Stadt-Mitarbeiter macht Frau „den Hof“

Rastatt (BNN) – Ein Bauhof-Mitarbeiter hat in Rastatt monatelang unerlaubt während der Arbeitszeit einer Stadtangestellten buchstäblich „den Hof gemacht“. Und das auch noch mit städtischen Geräten.

Im Fokus: Ein langjähriger Mitarbeiter des Bauhofs in Rastatt hat während seiner Arbeitszeit mit städtischem Gerät privat gearbeitet. Symbolfoto: Hans-Jürgen Collet/BNN

Im Fokus: Ein langjähriger Mitarbeiter des Bauhofs in Rastatt hat während seiner Arbeitszeit mit städtischem Gerät privat gearbeitet. Symbolfoto: Hans-Jürgen Collet/BNN

Die Stadt Rastatt wendet sich wegen des Vorfalls nun an die Gemeindeprüfungsanstalt. Der langjährige Mitarbeiter hatte 2020 über Monate hinweg einer städtischen Angestellten buchstäblich den Hof gemacht und unter anderem Teile des Grundstücks gepflastert. Bei dem privaten Engagement kamen während der eigentlichen Arbeitszeit auch städtische Gerätschaften zum Einsatz.

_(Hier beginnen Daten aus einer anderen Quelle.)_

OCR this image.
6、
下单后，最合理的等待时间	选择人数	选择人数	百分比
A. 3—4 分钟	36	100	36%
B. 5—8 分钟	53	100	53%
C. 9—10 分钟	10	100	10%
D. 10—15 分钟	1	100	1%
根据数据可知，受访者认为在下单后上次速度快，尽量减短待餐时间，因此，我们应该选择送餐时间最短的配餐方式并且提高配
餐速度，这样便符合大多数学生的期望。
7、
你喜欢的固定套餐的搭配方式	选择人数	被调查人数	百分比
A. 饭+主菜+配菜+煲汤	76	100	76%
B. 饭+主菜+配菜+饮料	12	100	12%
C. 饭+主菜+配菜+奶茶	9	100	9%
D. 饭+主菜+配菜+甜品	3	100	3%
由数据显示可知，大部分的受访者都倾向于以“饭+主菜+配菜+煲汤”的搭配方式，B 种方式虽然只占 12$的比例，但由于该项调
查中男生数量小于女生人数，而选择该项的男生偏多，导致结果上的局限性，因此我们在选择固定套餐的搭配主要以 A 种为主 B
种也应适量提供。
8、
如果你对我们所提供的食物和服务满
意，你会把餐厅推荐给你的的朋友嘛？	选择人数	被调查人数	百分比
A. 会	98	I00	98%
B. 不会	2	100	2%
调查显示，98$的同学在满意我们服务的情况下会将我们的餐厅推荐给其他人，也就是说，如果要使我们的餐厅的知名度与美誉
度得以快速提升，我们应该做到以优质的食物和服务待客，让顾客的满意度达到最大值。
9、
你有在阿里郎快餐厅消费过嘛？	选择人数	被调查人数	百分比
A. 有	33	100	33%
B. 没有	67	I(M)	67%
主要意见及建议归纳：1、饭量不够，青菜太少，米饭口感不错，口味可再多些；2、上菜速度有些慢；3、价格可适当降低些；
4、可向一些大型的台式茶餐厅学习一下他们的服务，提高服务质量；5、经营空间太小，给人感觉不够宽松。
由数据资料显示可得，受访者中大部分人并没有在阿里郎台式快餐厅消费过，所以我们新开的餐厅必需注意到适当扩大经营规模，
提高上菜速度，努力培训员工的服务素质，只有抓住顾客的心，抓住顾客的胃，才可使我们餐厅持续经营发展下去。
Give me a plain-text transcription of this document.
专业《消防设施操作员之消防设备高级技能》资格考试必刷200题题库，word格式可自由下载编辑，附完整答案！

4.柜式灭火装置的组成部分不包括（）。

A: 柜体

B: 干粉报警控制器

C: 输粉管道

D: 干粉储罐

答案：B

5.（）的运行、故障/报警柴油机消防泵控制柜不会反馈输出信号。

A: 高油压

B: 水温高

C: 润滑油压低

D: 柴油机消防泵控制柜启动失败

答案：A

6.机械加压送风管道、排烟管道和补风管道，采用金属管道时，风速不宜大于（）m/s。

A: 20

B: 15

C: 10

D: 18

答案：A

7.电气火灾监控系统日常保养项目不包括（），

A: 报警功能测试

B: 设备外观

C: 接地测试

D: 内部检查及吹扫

„Die Stadtverwaltung hat die Gemeindeprüfungsanstalt (GPA) als unabhängige Instanz beauftragt, die Angelegenheit zu untersuchen“, sagt Heike Dießelberg, Pressesprecherin der Stadt Rastatt. Der Schritt erfolge mit dem Ziel und insbesondere der Fragestellung, wie sich künftig ähnliche Vorfälle mit organisatorischen Maßnahmen gegebenenfalls verhindern lassen können. Dazu gibt es nach Angaben der Stadt noch kein Ergebnis.

Die GPA in Karlsruhe bestätigt den Kontakt mit der Stadt Rastatt. „Es gibt einen Antrag auf Organisationsberatung“, sagt Vizepräsident Markus Günther. Dabei gehe es um die Fragen, wie der Bauhof organisiert sei, ob es sinnvoll sei, Gerätschaften auszuleihen und wie das bewerkstelligt werden könnte. Ein weiterer Aspekt ist laut Günther das Risikomanagement.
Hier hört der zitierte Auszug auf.